For centuries, William Shakespeare has existed as a monolith. We know the plays, the Sonnets, the academic arguments. What we don’t know, really, is the life: the household, the marriage, the mess. Chloé Zhao’s Hamnet, adapted from Maggie O’Farrell’s bestselling novel, is a full-body reimagination of Shakespeare’s domestic universe. Zhao takes a figure who’s usually a statue and gives him a beating heart, a wife with a spine of fire, and a son whose brief life becomes the emotional detonator behind one of literature’s most famous tragedies.

Before Shakespeare becomes Shakespeare, he’s just Will: a restless young tutor who falls for Agnes Hathaway (Anne Hathaway in real life), a woman of the woods. Their attraction is immediate and together they build a life: first a daughter, then twins. One of them is a boy named Hamnet, played as the kind of child who seems destined to die in a devastating period drama. The film opens with a statement explaining that, at this point in the medieval language, the names Hamnet and Hamlet were equivalent and interchangeable. This fact is the foundation of Hamnet. What if Hamlet, one of Shakespeare's most legendary plays, was born in the grief of two parents forced to bury their child.

The plague arrives and, despite concern for Hamnet’s more sickly twin sister Judith, takes the life of Shakespeare’s only son while he is away in London. His death fractures everything. Jesse Buckley’s Agnes implodes with a kind of grief that feels almost supernatural in its intensity, as Paul Mescal’s Shakespeare folds inward with guilt.

From here, Hamnet becomes less about the facts of William Shakespeare’s life, and more about the violence of loss: the way it rearranges a household and hollows out a marriage.

In order to fully process Hamnet’s final act, we need to revisit Hamlet (briefly).

Hamlet is Shakespeare’s revenge tragedy about a prince who cannot stop thinking long enough to actually avenge his father. Prince Hamlet returns home to Denmark after the sudden death of his father, only to find his mother remarried to his uncle Claudius, who has seized the throne. The ghost of Hamlet’s father appears and reveals the truth: Claudius murdered him. The play becomes a study of mourning, madness, and the terrifying distance between wanting justice and achieving it. It is about a son navigating the weight of loss and the impossibility of repairing what has already been destroyed.

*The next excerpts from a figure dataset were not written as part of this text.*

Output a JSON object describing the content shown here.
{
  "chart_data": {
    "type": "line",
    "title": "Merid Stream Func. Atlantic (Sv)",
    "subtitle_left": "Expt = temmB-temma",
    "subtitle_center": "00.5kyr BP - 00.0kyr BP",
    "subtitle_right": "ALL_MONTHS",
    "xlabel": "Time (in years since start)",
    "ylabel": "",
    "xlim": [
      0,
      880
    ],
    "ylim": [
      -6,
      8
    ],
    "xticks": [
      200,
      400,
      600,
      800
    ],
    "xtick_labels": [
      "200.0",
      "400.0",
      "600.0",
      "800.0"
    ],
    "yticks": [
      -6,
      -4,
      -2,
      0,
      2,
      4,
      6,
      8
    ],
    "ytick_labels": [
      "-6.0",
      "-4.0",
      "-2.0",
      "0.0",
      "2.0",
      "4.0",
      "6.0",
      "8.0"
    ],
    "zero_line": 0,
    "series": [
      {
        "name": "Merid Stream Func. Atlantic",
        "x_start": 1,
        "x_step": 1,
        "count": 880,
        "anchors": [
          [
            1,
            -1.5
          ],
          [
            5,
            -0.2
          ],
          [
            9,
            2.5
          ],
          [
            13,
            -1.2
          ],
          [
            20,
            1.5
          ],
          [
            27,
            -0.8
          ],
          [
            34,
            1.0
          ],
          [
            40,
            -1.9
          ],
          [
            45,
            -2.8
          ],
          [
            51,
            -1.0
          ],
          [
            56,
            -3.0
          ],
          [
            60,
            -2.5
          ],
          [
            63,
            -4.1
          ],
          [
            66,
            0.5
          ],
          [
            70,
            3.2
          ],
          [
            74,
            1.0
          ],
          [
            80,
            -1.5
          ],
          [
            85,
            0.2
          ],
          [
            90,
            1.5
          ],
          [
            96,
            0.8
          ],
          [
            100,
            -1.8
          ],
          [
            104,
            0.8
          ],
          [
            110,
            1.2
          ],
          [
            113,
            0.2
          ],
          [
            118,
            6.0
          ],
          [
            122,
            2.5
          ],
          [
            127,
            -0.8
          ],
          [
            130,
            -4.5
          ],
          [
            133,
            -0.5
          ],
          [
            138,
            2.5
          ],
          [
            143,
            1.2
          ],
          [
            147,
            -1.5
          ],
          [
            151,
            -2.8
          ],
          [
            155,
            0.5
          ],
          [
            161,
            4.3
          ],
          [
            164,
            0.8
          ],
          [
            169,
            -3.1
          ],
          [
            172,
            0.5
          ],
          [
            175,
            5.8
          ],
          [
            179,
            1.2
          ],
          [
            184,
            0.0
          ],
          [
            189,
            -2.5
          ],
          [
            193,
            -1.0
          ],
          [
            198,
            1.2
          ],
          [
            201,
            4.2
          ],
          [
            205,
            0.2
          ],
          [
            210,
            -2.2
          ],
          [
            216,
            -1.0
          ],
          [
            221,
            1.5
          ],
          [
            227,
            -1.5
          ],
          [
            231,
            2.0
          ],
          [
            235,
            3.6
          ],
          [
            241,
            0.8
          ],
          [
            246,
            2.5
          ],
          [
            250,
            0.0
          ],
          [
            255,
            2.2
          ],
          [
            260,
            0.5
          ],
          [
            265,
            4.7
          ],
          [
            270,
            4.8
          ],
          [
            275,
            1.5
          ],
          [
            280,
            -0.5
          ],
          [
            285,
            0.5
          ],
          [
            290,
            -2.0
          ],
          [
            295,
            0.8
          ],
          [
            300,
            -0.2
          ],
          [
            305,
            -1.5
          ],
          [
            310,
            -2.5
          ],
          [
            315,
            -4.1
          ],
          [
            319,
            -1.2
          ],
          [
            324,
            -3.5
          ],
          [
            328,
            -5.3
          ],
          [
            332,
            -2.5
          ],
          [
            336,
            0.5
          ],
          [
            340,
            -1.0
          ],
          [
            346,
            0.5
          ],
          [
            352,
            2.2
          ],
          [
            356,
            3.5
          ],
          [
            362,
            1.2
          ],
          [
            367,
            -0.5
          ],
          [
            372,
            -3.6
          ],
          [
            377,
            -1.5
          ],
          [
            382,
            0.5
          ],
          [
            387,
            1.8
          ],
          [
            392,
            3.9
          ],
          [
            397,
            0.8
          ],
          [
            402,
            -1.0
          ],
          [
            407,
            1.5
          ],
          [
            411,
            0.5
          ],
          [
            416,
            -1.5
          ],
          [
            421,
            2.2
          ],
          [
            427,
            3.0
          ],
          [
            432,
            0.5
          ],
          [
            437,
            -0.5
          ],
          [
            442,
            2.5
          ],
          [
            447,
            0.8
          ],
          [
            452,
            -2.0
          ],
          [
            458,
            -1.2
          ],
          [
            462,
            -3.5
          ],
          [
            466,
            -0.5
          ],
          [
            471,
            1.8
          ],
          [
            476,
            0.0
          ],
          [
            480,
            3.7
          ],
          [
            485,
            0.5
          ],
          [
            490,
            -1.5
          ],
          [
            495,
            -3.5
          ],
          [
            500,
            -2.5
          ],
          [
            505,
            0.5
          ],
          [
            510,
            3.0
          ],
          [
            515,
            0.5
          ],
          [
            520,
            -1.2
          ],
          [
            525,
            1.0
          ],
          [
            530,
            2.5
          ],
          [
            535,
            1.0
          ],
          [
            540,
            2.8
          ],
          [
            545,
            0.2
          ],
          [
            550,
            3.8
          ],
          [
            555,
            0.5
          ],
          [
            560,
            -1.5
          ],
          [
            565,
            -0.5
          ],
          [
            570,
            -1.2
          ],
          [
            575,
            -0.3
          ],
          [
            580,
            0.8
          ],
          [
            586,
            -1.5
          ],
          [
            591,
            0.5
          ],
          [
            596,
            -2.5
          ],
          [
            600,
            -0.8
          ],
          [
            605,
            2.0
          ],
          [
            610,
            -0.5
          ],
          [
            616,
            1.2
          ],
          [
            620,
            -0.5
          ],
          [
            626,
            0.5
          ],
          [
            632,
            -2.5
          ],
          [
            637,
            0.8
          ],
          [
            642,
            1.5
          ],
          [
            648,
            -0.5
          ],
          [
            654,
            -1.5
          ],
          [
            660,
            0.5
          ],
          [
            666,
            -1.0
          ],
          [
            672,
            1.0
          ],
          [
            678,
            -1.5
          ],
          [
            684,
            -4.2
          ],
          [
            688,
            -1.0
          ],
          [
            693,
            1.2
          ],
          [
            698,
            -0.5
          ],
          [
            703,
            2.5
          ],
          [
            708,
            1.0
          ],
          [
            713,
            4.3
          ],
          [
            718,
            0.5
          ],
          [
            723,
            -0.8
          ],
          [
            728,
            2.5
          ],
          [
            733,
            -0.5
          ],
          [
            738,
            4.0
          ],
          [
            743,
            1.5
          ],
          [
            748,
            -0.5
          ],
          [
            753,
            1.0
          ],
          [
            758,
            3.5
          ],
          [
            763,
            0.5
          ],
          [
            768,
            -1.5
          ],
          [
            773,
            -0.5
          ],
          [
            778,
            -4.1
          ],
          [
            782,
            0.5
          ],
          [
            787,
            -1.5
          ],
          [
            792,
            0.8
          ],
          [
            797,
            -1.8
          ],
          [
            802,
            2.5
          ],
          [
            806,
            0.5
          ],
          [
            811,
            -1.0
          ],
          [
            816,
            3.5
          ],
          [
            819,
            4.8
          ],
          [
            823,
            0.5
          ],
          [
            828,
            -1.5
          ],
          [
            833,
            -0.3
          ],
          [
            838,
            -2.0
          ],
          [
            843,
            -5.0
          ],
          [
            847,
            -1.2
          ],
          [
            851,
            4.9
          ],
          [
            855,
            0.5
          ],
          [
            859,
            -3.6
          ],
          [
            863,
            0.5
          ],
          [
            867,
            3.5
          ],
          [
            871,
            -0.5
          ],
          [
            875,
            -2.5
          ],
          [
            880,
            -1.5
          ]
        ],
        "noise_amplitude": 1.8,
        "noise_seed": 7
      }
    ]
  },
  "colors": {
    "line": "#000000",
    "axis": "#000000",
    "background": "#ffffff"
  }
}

Historically, theatre scholars believe Shakespeare may have performed the role of the Ghost in early productions of Hamlet, as he does in Hamnet. In the film’s context this choice becomes deeply symbolic. The Ghost is the father whose death defines the story.

Years after Hamnet’s death, Agnes attends a performance of her husband’s new play, Hamlet. The famous Globe theatre is packed with people who treat the play like entertainment, to a grieving mother’s horror.

As the play unfolds, Agnes sees a version of her son brought back to life onstage. Her rage softens, and in what’s already being called one of the year’s most haunting endings, she reaches toward the actor playing her son. The audience around her mirrors the gesture. A grief that was once private becomes a collective, almost operatic act of communal resurrection.

Hamnet is not a Shakespeare biography, but a story about how unimaginable grief can— and perhaps did—become the seed of great art.